Referred specimen FSAC-KK 5013 has a much lower rostral angle of only 6° (as opposed to the 14° of the holotype) with a straighter dorsal margin. As the fossil otherwise resembles the holotype in cross-section, occlusal pit and sharing the same single row of foramina, it has been interpreted to represent a mandibular fragment. This conclusion is supported by the fact that the occlusal surface of this specimen is almost perfectly complementary to the holotype specimen.

==Classification==
An exact classification of Apatorhamphus is difficult due to its fragmentary nature, however a more approximate placement within Pterosauria is still possible. Due to the toothless nature of the rostral elements, it can only belong to either Azhdarchoidea or Pteranodontia. The fossils differ from those of Pteranodontians through the thicker bony walls, less pointed beak, shallower rostrum and the presence of the foramina along the lateral surface. Dsungaripterids are at least partially toothless, however the edentulous area of the beak is limited to the anterior end and relatively small. One possible exception would be Banguela, however the placement of this taxon within Dsungaripteridae has been questioned and it furthermore greatly differs from Apatorhamphus due to its blade-like occlusal surface. Apatorhamphus can also be excluded from the Tapejaridae and Thalassodromidae as it lacks apomorphies with these groups.

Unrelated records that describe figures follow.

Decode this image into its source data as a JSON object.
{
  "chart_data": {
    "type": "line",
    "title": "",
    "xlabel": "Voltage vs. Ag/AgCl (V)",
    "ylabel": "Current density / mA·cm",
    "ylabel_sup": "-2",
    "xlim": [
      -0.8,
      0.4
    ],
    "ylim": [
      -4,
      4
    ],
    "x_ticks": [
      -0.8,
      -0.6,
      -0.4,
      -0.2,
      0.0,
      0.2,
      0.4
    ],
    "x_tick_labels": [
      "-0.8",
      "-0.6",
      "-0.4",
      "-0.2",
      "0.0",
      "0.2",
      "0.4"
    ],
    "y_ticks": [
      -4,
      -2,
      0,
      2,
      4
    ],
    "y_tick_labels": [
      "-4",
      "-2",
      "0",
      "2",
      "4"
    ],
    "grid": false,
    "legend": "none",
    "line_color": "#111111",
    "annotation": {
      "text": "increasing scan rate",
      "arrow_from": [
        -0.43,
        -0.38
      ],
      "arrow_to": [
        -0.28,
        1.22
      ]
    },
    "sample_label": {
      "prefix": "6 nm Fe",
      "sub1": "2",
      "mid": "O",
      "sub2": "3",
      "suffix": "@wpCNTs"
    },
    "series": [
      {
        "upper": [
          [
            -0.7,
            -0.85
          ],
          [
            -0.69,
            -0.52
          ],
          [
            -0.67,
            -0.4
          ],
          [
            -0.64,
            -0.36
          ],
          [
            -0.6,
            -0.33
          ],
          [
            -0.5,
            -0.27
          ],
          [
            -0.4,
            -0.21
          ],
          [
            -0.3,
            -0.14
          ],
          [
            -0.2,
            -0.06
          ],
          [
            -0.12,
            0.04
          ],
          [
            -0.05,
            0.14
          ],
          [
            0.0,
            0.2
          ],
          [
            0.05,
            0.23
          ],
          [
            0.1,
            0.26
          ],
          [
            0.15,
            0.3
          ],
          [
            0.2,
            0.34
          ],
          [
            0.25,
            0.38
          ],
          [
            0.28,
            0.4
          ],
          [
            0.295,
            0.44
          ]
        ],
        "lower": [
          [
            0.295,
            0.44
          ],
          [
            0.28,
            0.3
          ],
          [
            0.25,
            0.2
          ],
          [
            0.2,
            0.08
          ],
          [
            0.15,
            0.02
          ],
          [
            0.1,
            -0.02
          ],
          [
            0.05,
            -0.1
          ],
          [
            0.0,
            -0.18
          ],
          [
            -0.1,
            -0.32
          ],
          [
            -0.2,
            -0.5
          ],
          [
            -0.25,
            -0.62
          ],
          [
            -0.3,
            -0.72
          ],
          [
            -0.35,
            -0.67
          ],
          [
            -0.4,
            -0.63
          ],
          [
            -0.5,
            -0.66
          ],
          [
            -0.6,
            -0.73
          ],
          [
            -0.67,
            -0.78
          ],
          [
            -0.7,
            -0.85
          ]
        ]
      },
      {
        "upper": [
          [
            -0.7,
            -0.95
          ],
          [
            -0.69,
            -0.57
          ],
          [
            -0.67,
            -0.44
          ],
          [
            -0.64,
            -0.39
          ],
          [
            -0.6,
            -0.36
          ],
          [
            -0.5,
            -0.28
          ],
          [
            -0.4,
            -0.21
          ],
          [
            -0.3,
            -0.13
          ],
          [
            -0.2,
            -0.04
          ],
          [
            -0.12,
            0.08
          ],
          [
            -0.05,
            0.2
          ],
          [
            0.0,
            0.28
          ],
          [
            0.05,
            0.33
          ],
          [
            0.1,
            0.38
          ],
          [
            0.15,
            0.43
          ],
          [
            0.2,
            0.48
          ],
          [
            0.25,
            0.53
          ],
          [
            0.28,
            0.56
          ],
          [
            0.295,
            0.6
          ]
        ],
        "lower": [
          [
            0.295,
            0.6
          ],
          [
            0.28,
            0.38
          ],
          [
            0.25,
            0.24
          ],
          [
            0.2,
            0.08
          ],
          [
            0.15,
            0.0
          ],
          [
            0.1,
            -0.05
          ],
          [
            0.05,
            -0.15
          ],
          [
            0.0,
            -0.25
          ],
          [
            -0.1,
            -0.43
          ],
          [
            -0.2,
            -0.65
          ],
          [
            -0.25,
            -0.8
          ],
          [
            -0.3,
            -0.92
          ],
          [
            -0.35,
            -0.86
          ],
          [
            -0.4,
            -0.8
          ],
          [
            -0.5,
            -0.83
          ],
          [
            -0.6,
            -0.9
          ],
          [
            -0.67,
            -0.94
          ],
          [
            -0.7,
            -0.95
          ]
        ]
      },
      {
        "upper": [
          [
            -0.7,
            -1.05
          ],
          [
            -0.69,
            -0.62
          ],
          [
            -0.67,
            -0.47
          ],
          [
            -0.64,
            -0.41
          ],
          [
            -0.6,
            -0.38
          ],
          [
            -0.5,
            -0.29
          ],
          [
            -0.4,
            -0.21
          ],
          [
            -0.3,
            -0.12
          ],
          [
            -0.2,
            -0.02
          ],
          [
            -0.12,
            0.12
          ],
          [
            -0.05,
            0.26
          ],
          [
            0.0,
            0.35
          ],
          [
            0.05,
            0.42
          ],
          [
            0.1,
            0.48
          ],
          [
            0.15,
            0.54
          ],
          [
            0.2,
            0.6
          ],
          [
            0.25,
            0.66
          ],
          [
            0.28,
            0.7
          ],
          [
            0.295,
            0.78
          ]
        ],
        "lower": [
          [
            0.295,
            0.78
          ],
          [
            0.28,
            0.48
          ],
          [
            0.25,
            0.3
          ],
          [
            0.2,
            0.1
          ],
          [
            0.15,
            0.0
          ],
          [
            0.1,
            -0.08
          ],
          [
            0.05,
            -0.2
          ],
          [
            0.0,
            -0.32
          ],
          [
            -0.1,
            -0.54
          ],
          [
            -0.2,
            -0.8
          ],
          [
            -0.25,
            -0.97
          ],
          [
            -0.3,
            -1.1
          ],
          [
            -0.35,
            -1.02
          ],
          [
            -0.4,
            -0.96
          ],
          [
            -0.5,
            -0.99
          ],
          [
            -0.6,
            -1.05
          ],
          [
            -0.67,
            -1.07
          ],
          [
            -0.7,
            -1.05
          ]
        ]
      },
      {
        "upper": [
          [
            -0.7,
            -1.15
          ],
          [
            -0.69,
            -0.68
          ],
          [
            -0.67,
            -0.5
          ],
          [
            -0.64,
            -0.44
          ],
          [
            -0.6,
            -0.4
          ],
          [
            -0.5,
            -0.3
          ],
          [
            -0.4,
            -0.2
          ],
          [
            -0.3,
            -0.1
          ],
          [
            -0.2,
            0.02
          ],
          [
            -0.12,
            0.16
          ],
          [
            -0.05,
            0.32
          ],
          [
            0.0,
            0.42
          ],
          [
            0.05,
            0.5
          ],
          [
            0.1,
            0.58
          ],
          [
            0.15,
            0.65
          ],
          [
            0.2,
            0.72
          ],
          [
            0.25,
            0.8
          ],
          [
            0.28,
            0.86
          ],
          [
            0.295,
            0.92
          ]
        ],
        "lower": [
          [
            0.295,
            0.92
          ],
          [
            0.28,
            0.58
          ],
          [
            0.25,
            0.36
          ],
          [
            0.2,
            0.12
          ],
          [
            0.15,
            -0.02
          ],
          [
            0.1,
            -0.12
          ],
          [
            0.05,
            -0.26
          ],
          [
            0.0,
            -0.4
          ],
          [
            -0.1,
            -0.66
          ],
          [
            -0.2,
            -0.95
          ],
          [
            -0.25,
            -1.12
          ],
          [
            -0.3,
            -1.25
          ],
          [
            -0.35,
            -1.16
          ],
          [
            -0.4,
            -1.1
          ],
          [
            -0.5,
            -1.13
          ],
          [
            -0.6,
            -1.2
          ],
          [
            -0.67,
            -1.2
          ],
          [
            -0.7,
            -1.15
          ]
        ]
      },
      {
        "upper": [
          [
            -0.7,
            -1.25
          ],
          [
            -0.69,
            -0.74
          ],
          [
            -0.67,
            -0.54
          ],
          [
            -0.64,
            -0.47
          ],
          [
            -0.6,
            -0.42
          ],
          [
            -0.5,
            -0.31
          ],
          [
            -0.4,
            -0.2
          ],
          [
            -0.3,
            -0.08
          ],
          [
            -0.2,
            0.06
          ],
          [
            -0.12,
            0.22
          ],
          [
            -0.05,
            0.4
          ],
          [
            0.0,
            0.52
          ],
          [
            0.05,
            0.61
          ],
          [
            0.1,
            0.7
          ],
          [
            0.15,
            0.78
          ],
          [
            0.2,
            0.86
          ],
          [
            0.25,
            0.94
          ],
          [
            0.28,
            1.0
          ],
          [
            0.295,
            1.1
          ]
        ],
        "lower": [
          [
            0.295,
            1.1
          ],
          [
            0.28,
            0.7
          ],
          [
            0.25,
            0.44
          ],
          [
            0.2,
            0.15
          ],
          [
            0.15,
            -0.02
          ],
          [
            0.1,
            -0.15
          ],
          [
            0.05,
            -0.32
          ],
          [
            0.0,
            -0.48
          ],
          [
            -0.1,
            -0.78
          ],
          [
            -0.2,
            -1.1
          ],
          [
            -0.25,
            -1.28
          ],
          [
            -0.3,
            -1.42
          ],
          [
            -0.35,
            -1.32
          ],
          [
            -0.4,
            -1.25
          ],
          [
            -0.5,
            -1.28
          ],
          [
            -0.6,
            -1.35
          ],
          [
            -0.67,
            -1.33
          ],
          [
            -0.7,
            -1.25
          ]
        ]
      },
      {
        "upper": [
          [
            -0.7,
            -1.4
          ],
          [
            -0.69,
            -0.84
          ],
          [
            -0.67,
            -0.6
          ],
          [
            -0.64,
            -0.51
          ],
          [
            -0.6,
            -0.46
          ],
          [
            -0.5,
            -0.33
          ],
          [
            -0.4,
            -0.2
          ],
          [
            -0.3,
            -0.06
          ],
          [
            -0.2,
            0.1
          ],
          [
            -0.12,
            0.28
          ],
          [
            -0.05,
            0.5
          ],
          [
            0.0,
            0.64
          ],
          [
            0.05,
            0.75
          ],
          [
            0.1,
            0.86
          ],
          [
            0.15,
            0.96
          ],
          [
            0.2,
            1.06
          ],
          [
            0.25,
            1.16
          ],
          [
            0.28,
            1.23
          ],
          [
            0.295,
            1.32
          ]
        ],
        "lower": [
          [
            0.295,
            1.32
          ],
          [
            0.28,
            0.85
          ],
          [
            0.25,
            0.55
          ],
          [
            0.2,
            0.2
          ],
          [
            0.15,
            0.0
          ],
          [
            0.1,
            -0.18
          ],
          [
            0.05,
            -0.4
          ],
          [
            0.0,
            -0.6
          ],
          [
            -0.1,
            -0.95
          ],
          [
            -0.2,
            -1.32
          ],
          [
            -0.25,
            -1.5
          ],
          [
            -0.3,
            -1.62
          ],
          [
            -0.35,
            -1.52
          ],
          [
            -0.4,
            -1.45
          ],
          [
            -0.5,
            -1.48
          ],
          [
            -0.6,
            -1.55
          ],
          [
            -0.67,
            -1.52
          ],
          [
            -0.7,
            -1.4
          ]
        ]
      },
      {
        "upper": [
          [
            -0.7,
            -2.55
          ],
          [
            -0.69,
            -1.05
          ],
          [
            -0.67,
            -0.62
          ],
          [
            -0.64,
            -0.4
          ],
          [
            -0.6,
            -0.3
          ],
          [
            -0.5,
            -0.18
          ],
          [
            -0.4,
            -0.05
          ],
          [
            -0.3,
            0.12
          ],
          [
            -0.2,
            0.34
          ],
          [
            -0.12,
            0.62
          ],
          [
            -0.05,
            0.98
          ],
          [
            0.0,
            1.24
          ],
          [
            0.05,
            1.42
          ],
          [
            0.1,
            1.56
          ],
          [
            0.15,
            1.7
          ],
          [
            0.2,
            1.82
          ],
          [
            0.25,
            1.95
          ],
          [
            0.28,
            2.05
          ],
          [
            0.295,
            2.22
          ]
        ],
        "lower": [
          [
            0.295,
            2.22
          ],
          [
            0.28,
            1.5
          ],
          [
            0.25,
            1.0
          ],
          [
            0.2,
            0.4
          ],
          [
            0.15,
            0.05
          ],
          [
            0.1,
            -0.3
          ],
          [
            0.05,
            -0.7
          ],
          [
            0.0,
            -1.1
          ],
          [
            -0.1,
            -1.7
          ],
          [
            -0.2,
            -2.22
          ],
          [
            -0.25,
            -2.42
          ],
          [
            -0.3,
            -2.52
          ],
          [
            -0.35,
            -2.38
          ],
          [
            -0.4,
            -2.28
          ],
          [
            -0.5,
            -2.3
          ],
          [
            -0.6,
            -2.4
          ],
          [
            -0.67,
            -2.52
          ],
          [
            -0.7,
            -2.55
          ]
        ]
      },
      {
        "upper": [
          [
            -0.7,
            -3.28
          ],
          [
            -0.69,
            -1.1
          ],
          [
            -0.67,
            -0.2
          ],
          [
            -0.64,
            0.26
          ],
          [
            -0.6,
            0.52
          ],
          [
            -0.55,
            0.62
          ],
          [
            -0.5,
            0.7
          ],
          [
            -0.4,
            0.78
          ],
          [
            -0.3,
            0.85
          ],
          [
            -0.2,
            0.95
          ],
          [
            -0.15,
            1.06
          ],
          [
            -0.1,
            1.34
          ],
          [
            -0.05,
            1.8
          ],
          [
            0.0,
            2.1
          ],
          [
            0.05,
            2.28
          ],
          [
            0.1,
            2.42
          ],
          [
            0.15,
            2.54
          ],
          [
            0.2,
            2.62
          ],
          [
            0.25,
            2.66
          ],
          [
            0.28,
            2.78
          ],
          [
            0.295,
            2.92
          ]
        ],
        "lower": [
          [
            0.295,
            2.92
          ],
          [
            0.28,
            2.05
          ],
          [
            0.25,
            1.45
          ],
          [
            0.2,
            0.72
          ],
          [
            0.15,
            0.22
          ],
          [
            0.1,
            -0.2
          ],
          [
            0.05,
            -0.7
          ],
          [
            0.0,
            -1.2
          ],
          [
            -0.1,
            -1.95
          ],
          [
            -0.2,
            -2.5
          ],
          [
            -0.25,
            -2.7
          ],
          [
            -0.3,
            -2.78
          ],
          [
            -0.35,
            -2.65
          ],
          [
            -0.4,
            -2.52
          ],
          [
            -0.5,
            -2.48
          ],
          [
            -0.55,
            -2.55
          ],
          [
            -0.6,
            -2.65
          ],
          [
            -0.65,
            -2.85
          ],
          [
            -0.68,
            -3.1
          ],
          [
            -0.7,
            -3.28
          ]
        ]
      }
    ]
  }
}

Apatorhamphus more closely resembles azhdarchids and chaoyangopterids. The lateral profile of Apatorhamphus is similar to those of multiple genera of chaoyangopterids. They also share the straight occlusal margin and gentle curve of the dorsal margin. Based on its similarities to Chaoyangopterus and Jidapterus McPhee et al. tentatively assigned Apatorhamphus to Chaoyangopteridae.

==Paleoecology==
Apatorhamphus was part of a diverse assemblage of pterosaurs native to Cretaceous North Africa, which inhabited an area offering a variety of ecological niches including ponds, lakes, marshes and river banks. During the Cretaceous this area was home to the azhdarchid Alanqa, the tapejarid Afrotapejara, a variety of anhanguerids as well as Xericeps, another possible chaoyangopterid, and Leptostomia, a long beaked azhdarchoid. However it is unclear which exact niche Apatorhamphus would have inhabited within this ecosystem. Smith and colleagues suggest that Apatorhamphus, like other chaoyangopterids, may have been a generalist or piscivore with a lifestyle similar to that of Alanqa. They further argue that large adults and juvenile specimens may have filled different niches.